A healthcare practitioner suggests a lactate test when patients experience sepsis, shock, severe congestive heart failure, etc. The symptoms include rapid breathing, nausea, and sweating, suggesting a lack of oxygen. High blood lactate may indicate the lack of oxygen or excess production/insufficient clearing of lactate from the blood.

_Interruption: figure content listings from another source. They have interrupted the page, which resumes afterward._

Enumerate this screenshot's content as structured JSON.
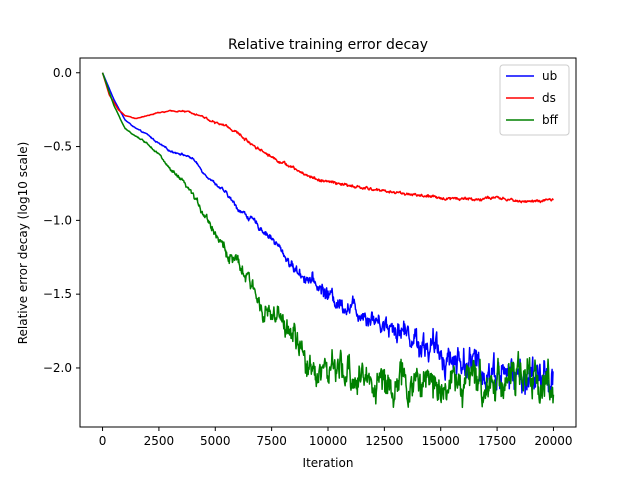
{
  "chart_data": {
    "type": "line",
    "title": "Relative training error decay",
    "xlabel": "Iteration",
    "ylabel": "Relative error decay (log10 scale)",
    "xlim": [
      -1000,
      21000
    ],
    "ylim": [
      -2.4,
      0.1
    ],
    "x_ticks": [
      0,
      2500,
      5000,
      7500,
      10000,
      12500,
      15000,
      17500,
      20000
    ],
    "y_ticks": [
      0.0,
      -0.5,
      -1.0,
      -1.5,
      -2.0
    ],
    "x_tick_labels": [
      "0",
      "2500",
      "5000",
      "7500",
      "10000",
      "12500",
      "15000",
      "17500",
      "20000"
    ],
    "y_tick_labels": [
      "0.0",
      "−0.5",
      "−1.0",
      "−1.5",
      "−2.0"
    ],
    "grid": false,
    "legend_position": "top-right",
    "series": [
      {
        "name": "ub",
        "color": "#0000ff",
        "points": [
          [
            0,
            0.0
          ],
          [
            500,
            -0.18
          ],
          [
            1000,
            -0.32
          ],
          [
            1500,
            -0.38
          ],
          [
            2000,
            -0.42
          ],
          [
            2500,
            -0.48
          ],
          [
            3000,
            -0.53
          ],
          [
            3500,
            -0.55
          ],
          [
            4000,
            -0.58
          ],
          [
            4500,
            -0.68
          ],
          [
            5000,
            -0.75
          ],
          [
            5500,
            -0.82
          ],
          [
            6000,
            -0.92
          ],
          [
            6500,
            -0.98
          ],
          [
            7000,
            -1.05
          ],
          [
            7500,
            -1.12
          ],
          [
            8000,
            -1.22
          ],
          [
            8500,
            -1.33
          ],
          [
            9000,
            -1.38
          ],
          [
            9500,
            -1.44
          ],
          [
            10000,
            -1.5
          ],
          [
            10500,
            -1.56
          ],
          [
            11000,
            -1.58
          ],
          [
            11500,
            -1.62
          ],
          [
            12000,
            -1.66
          ],
          [
            12500,
            -1.7
          ],
          [
            13000,
            -1.72
          ],
          [
            13500,
            -1.76
          ],
          [
            14000,
            -1.82
          ],
          [
            14500,
            -1.86
          ],
          [
            15000,
            -1.9
          ],
          [
            15500,
            -1.94
          ],
          [
            16000,
            -1.95
          ],
          [
            16500,
            -1.98
          ],
          [
            17000,
            -2.02
          ],
          [
            17500,
            -2.02
          ],
          [
            18000,
            -2.05
          ],
          [
            18500,
            -2.06
          ],
          [
            19000,
            -2.08
          ],
          [
            19500,
            -2.06
          ],
          [
            20000,
            -2.05
          ]
        ],
        "noise": [
          [
            0,
            0.0
          ],
          [
            2000,
            0.005
          ],
          [
            5000,
            0.01
          ],
          [
            8000,
            0.03
          ],
          [
            10000,
            0.06
          ],
          [
            12000,
            0.07
          ],
          [
            14000,
            0.1
          ],
          [
            16000,
            0.12
          ],
          [
            18000,
            0.13
          ],
          [
            20000,
            0.13
          ]
        ]
      },
      {
        "name": "ds",
        "color": "#ff0000",
        "points": [
          [
            0,
            0.0
          ],
          [
            300,
            -0.15
          ],
          [
            700,
            -0.25
          ],
          [
            1000,
            -0.29
          ],
          [
            1500,
            -0.31
          ],
          [
            2000,
            -0.29
          ],
          [
            2500,
            -0.27
          ],
          [
            3000,
            -0.26
          ],
          [
            3500,
            -0.26
          ],
          [
            4000,
            -0.27
          ],
          [
            4500,
            -0.3
          ],
          [
            5000,
            -0.34
          ],
          [
            5500,
            -0.36
          ],
          [
            6000,
            -0.41
          ],
          [
            6500,
            -0.47
          ],
          [
            7000,
            -0.52
          ],
          [
            7500,
            -0.57
          ],
          [
            8000,
            -0.61
          ],
          [
            8500,
            -0.65
          ],
          [
            9000,
            -0.69
          ],
          [
            9500,
            -0.72
          ],
          [
            10000,
            -0.74
          ],
          [
            10500,
            -0.75
          ],
          [
            11000,
            -0.77
          ],
          [
            11500,
            -0.78
          ],
          [
            12000,
            -0.79
          ],
          [
            12500,
            -0.8
          ],
          [
            13000,
            -0.81
          ],
          [
            13500,
            -0.82
          ],
          [
            14000,
            -0.83
          ],
          [
            14500,
            -0.84
          ],
          [
            15000,
            -0.85
          ],
          [
            15500,
            -0.85
          ],
          [
            16000,
            -0.85
          ],
          [
            16500,
            -0.86
          ],
          [
            17000,
            -0.85
          ],
          [
            17500,
            -0.85
          ],
          [
            18000,
            -0.86
          ],
          [
            18500,
            -0.87
          ],
          [
            19000,
            -0.87
          ],
          [
            19500,
            -0.87
          ],
          [
            20000,
            -0.86
          ]
        ],
        "noise": [
          [
            0,
            0.0
          ],
          [
            3000,
            0.004
          ],
          [
            6000,
            0.01
          ],
          [
            10000,
            0.012
          ],
          [
            20000,
            0.01
          ]
        ]
      },
      {
        "name": "bff",
        "color": "#008000",
        "points": [
          [
            0,
            0.0
          ],
          [
            500,
            -0.22
          ],
          [
            1000,
            -0.38
          ],
          [
            1500,
            -0.43
          ],
          [
            2000,
            -0.48
          ],
          [
            2500,
            -0.55
          ],
          [
            3000,
            -0.66
          ],
          [
            3500,
            -0.73
          ],
          [
            4000,
            -0.83
          ],
          [
            4500,
            -0.95
          ],
          [
            5000,
            -1.08
          ],
          [
            5500,
            -1.22
          ],
          [
            6000,
            -1.3
          ],
          [
            6500,
            -1.42
          ],
          [
            7000,
            -1.56
          ],
          [
            7500,
            -1.65
          ],
          [
            8000,
            -1.7
          ],
          [
            8500,
            -1.78
          ],
          [
            9000,
            -1.98
          ],
          [
            9500,
            -2.0
          ],
          [
            10000,
            -2.02
          ],
          [
            10500,
            -2.04
          ],
          [
            11000,
            -2.05
          ],
          [
            11500,
            -2.07
          ],
          [
            12000,
            -2.08
          ],
          [
            12500,
            -2.1
          ],
          [
            13000,
            -2.11
          ],
          [
            13500,
            -2.12
          ],
          [
            14000,
            -2.1
          ],
          [
            14500,
            -2.1
          ],
          [
            15000,
            -2.1
          ],
          [
            15500,
            -2.1
          ],
          [
            16000,
            -2.1
          ],
          [
            16500,
            -2.1
          ],
          [
            17000,
            -2.1
          ],
          [
            17500,
            -2.08
          ],
          [
            18000,
            -2.06
          ],
          [
            18500,
            -2.06
          ],
          [
            19000,
            -2.08
          ],
          [
            19500,
            -2.09
          ],
          [
            20000,
            -2.1
          ]
        ],
        "noise": [
          [
            0,
            0.0
          ],
          [
            2000,
            0.006
          ],
          [
            4000,
            0.02
          ],
          [
            6000,
            0.05
          ],
          [
            8000,
            0.08
          ],
          [
            10000,
            0.12
          ],
          [
            13000,
            0.13
          ],
          [
            16000,
            0.14
          ],
          [
            20000,
            0.14
          ]
        ]
      }
    ]
  }
}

Excess lactate in the blood can lead to lactic acidosis, and the person is said to have hyperlactatemia. Normal results range from 4.5 to 19.8 milligrams per deciliter (mg/dL). Sample can be collected from both venous and arterial blood for lactate level measurement. Prior to the lactate test, doctors advise refraining from exercise or eating or drinking anything (other than water) for 8 to 10 hours.
Why is Lactate done?
- If a doctor suspects the person to be suffering from sepsis, heart attack, severe congestive heart failure, kidney failure or from diabetes that has not been adequately treated
- Some of the symptoms that may require to get tested are nausea, rapid breathing and sweating that suggest a lack of oxygen or an abnormal acid/base balance.
- To detect levels of lactate in the blood, which may be an indication of lack of oxygen (hypoxia) or the presence of other conditions that cause excess production or insufficient clearing of lactate from the blood.